Pedro comprendió entonces por qué le daba tanto valor al trabajo que tenía en casa de Laura. Y se dio cuenta de lo difícil que sería para ella encontrar trabajo en Sugar Falls. Al día siguiente, la gente que podría haberse permitido el lujo de contratarla le cerraría todas las puertas. Como le había ocurrido a él cuando era un adolescente...


—Conozco a alguien que podría necesitar ayuda en casa.


—¿Quién es?


—Yo.


—No, tú no necesitas a nadie.


—Mira a tu alrededor. Tengo cajas y muebles empaquetados por todas las habitaciones. Hace tres meses que me he mudado y todavía no he tenido tiempo de sacar todas mis cosas. Tengo un horario muy apretado —pero la verdad era que no había sentido la necesidad de sacar nada más de lo que iba a utilizar—. No cocino mucho, me alimento a base de embutido y comidas rápidas. Eso es suficiente para matar a alguien. Me salvarías la vida si aceptaras trabajar para mí.


—¿De verdad quieres que me quede a trabajar aquí? —preguntó Paula esperanzada.


—Sí —en realidad esperaba de ella mucho más que eso.


Cuando sus miradas se encontraron, Paula preguntó de nuevo en un susurro:—¿Crees que será una decisión inteligente?


—No.


Paula se sonrojó y desvió la mirada. Pedro casi podía leer sus pensamientos mientras ella daba vueltas a las alternativas que le quedaban y decidió interrumpir el proceso haciéndola volverse hacia él.


—Jamás te presionaré a hacer nada que no quieras —le juró—. No puedo decir que no te deseo, ni que no voy a pensar en besarte cada vez que estés cerca de mí...


—Y yo no puedo asegurarte que vaya a encontrar siempre la fuerza de voluntad suficiente para detenerte.


Pedro tomó aire, batallando contra la necesidad de volver a besarla. Tenía que mantener la cabeza fría. No podía aprovecharse de su vulnerabilidad.


—Tendremos que averiguar quién eres. No podemos limitarnos simplemente a esperar que algún día recuperes la memoria.


—Tengo un plan que podría ayudarme a recuperar algunos recuerdos.


—¿Qué plan?


—He pensado volver a Denver, al escenario del accidente, y dar un paseo por allí. Quizá acuda a mi mente algún recuerdo.


—Te llevaré allí cuando decidas que estás preparada. Y si no consigues recordar nada importante, alquilaré un detective privado. Siempre y cuando tú lo apruebes, claro está.


—¿Un detective privado? Eso tiene que costar una fortuna.


—Yo lo pagaré.


—Oh, Pedro —enmarcó su rostro con las manos—. Ya has hecho demasiado por mí. Me siento culpable por todo lo que te estoy haciendo. Primero te beso y luego te obligo a apartarte... Aceptaré el trabajo que me ofreces, pero...


—¿Estás aceptando?


—Supongo que sí.


Pedro sonrió. Y ella le devolvió la sonrisa.

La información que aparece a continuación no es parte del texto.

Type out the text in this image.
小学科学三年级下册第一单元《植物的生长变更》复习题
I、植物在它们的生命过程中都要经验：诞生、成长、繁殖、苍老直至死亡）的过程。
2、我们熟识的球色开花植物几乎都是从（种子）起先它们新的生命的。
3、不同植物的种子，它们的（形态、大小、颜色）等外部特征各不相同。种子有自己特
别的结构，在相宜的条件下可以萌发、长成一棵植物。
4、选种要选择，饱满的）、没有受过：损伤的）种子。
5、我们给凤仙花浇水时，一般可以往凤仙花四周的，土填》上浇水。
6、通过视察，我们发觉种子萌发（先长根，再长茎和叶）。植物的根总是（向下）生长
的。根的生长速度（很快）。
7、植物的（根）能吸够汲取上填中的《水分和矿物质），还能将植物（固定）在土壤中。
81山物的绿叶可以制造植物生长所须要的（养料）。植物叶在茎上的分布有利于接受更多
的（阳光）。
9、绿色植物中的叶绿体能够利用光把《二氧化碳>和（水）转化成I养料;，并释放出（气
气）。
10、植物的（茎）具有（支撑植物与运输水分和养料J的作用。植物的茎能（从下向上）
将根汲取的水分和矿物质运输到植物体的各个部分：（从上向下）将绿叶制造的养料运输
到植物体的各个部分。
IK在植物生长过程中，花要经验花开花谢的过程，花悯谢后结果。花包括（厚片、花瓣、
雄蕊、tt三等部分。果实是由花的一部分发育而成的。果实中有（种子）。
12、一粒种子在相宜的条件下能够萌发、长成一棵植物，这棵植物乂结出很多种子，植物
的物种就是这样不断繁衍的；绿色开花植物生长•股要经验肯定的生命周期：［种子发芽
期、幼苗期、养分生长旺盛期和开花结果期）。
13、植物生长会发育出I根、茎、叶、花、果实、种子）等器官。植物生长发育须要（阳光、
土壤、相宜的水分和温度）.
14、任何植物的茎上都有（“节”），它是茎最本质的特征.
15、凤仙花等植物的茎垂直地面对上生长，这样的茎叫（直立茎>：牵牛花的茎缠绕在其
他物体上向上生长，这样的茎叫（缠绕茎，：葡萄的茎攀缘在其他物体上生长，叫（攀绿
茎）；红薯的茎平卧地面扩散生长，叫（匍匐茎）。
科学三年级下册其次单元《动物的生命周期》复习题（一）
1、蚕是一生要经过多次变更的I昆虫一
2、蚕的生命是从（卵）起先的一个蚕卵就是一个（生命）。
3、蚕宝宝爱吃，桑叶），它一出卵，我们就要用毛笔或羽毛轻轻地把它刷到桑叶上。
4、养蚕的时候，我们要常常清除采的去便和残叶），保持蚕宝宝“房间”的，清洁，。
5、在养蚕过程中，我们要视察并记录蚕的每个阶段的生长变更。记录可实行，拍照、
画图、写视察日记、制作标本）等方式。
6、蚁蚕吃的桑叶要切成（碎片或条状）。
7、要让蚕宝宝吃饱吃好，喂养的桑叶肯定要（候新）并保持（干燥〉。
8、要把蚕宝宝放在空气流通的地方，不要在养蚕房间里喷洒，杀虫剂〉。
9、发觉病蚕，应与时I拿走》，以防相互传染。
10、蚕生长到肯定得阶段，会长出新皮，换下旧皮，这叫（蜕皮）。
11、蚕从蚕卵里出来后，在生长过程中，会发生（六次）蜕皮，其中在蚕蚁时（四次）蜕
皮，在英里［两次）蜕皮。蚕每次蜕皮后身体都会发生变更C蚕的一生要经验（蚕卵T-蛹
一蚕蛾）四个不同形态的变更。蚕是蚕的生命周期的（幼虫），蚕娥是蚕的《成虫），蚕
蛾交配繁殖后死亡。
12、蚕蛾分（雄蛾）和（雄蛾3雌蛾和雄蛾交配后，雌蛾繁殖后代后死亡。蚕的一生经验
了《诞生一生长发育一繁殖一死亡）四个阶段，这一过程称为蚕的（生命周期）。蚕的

Y aunque sabía que no debería hacerlo, Pedro recibió la noticia con un enorme abrazo. Y a ella no pareció importarle en absoluto.


—Voy a sacar tu maletín del coche —dijo Pedro entusiasmado—. Puedes quedarte en la habitación de invitados. Aunque no hay nada más que una cama y varias cajas cerradas.


—Será perfecto. Gracias, Pedro, por todo lo que estás haciendo por mí.


—Y, como médico, puedo hacer algo más.


Paula lo miró con expresión interrogante.


—Le preguntaste a mi enfermera si podría decirte si alguna vez habías sido madre —le apartó un mechón de pelo de la cara—. Podría hacerlo, Paula. Podría hacerlo y decírtelo esta misma noche.